Surviving A Recession
When the major stock market averages declined by 10% from their 2007 highs on Monday, we were in official market correction. Sentiment is negative owing to the economic back drop of, at best, tepid growth according to the Fed, or a recession.
Consumers twenty-five credit binge fueled by home equity loans, credit cards arriving in the mail, sub prime and adjustable rate mortgages and automobile leases, appears to be over. Savings rates has plummeted from 14% to 0% (perhaps to a negative number if home values continue to decline). Pile on top of that the banks debt problems, high energy prices, the homebuilding industry’s woes, weak retail sales and declining consumer sentiment, it’s no wonder that many investors believe a recession is in the offing.
Investors face two challenges right now. If the economy is headed into a recession, where do I put my money? And, if the economy avoids a recession will I be in the right investments? The stock market anticipates the future. It will decline prior to the US entering a recession and it will start going up prior to the end of the recession.
Investors who wait for certainty that a recession has begun will be selling stocks at the worst possible time. The same logic holds true if you wait to buy stocks until after the economic recovery, the market will have already moved higher in anticipation. Human psychology is a future complication. We’re most optimistic about the stock market when it’s roaring ahead and most inclined to buy; and most pessimistic and most inclined to sell, when it’s at its bottom. Of course, our investment strategy should be just the opposite. The moral to this story is that you should invest for the long term and not try to time the market.

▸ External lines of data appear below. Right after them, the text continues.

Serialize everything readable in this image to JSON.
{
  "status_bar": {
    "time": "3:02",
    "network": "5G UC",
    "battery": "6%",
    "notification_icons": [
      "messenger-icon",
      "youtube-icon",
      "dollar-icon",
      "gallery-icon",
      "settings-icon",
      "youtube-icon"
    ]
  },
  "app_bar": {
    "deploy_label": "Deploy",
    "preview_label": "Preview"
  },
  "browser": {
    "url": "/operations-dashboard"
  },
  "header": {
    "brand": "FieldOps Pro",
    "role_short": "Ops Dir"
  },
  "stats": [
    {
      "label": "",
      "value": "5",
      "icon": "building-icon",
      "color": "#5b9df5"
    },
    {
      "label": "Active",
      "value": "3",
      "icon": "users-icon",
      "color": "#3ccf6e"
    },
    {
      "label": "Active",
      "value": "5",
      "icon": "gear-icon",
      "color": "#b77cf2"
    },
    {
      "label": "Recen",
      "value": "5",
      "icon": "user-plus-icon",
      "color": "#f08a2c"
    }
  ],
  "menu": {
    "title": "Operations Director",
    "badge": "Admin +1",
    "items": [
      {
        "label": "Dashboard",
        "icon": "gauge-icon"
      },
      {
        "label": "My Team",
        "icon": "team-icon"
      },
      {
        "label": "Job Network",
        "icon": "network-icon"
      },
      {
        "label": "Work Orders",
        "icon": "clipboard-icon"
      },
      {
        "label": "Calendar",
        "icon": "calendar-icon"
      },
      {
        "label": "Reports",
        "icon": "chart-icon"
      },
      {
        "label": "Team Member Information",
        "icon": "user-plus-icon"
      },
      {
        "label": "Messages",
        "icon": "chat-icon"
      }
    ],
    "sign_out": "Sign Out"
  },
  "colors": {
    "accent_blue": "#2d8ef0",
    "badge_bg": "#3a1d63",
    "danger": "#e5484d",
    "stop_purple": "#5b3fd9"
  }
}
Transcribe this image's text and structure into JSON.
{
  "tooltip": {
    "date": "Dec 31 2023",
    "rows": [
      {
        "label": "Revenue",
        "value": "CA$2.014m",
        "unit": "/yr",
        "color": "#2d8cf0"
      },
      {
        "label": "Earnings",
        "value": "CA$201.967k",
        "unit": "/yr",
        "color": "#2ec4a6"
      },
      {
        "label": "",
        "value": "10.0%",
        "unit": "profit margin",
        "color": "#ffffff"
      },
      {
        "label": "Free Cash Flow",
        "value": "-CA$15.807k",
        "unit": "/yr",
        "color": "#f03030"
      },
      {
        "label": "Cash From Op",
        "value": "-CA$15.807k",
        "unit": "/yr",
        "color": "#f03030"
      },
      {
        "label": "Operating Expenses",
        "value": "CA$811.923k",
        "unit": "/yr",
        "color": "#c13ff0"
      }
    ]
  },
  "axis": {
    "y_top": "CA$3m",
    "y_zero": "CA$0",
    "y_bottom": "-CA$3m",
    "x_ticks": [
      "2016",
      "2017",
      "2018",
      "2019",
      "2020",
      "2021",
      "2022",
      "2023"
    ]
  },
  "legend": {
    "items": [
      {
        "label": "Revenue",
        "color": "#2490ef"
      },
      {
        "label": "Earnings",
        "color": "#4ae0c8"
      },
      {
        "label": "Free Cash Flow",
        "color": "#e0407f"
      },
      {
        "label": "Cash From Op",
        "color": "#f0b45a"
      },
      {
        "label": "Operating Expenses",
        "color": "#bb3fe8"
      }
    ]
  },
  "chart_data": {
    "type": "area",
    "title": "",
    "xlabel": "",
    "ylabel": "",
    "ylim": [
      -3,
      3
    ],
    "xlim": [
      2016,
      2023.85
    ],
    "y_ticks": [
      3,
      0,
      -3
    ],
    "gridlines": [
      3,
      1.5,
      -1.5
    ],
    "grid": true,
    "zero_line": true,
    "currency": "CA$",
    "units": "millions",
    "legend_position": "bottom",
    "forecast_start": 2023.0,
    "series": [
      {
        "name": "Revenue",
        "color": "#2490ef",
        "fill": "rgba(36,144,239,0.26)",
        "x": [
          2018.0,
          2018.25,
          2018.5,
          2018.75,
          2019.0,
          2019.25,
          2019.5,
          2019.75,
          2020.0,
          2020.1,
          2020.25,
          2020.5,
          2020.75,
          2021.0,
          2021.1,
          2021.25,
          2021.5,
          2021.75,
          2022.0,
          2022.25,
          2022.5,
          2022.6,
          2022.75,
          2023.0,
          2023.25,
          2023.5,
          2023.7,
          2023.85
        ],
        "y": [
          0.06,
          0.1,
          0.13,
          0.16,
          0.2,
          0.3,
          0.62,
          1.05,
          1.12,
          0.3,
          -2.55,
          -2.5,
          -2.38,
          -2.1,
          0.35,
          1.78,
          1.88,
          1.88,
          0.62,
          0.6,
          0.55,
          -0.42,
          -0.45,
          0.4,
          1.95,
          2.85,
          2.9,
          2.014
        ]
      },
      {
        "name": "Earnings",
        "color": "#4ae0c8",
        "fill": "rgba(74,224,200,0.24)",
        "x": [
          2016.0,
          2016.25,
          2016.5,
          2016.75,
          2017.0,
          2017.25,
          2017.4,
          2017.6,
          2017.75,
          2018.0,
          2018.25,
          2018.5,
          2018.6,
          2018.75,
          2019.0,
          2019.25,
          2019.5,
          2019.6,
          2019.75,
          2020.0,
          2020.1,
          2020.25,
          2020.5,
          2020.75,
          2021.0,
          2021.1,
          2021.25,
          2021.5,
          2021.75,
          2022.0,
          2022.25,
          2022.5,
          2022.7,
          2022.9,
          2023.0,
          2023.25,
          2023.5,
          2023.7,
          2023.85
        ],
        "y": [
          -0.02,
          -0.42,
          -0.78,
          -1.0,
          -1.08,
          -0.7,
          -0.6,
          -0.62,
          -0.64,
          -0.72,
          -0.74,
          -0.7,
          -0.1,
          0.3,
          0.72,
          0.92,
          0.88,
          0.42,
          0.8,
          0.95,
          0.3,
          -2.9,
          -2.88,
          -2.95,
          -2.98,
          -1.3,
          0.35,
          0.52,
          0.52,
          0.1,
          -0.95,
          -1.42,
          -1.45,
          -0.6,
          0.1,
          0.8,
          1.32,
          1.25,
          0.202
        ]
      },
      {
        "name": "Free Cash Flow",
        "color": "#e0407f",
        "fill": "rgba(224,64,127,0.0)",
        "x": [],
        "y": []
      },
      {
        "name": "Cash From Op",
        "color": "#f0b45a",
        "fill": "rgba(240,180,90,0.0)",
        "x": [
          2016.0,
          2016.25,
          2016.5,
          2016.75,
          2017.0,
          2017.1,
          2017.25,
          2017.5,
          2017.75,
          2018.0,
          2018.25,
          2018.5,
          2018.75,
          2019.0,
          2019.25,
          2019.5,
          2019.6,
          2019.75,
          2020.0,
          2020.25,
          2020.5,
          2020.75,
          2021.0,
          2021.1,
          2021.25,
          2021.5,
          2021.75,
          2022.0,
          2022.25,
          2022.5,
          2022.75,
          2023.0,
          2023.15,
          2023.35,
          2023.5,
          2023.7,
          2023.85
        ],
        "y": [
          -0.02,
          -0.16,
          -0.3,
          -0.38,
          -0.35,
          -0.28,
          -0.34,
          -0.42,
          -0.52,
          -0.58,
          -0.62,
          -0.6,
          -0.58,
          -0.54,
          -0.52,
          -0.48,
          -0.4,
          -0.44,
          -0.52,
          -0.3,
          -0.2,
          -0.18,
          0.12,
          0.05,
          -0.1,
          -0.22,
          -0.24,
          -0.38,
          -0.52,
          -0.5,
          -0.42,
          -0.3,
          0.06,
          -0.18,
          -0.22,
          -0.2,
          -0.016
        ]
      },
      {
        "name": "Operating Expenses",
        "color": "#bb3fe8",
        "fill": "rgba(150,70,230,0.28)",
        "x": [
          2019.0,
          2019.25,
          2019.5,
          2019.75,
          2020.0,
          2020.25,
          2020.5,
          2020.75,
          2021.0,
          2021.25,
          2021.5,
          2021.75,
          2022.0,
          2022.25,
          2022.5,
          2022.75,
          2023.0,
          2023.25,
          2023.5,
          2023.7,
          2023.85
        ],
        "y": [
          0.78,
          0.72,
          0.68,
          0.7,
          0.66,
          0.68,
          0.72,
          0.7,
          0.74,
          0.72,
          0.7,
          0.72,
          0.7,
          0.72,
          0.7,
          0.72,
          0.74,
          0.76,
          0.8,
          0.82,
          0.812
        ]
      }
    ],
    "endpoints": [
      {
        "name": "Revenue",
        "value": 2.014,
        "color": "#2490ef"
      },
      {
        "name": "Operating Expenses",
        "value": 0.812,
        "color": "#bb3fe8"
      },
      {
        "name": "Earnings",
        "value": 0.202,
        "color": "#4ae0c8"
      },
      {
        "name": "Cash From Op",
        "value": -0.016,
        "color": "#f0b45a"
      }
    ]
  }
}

If a recession is imminent, the stock market will decline by another 10%. How do you make money? To get technical, buy mutual funds, ETFs and stocks with negative betas or high alphas, such as gold, commodities, real estate and foreign stocks.
Gold and commodities already have had good runs, the US commercial real estate market appears to be weakening and foreign economies are increasingly becoming intertwined with ours. Non-investment grade bonds have good yields but are not the place to be given the continuing bank credit problems. High grade bonds and Treasures have relatively unattractive yields, particularly as you go out in maturity.
The best performing stocks in a recession are likely to be industry leaders, companies with strong overseas sales, consumer staples and health care. The technology sector is solid and internationally focused, so we’ll add it to our list. Essentially we’re looking at companies whose sales will be strong during a recession. These stocks may not go up in price during a recession but they will perform relatively better than most other equities and are safe investments. The bottom line is it’s hard to make money during a recession.
If the Fed is right and we’ll see modest economic growth in 2008, the markets are at their lows and could move 20% higher over the next six months. How do you position your investments for this possibility? By staying in the market and buying the same mutual funds, ETFs and stocks as you did for your recession portfolio. The recession portfolio is a conservative portfolio. Although it will miss some of the dramatic gains made by small cap and more violate stocks, it also protects you from the downside of those stocks while enabling you to participate in any stock market rally.
What to do now? Review your long term goals and make sure you’ve got the right asset mix, take losses (up to $3,000 more than your gains, remembering to match short term gains and losses) to minimize your taxes, reposition your equity investments according to our recession scenario, move your bonds into cash and tighten your seatbelt. We’re in for a bumpy ride.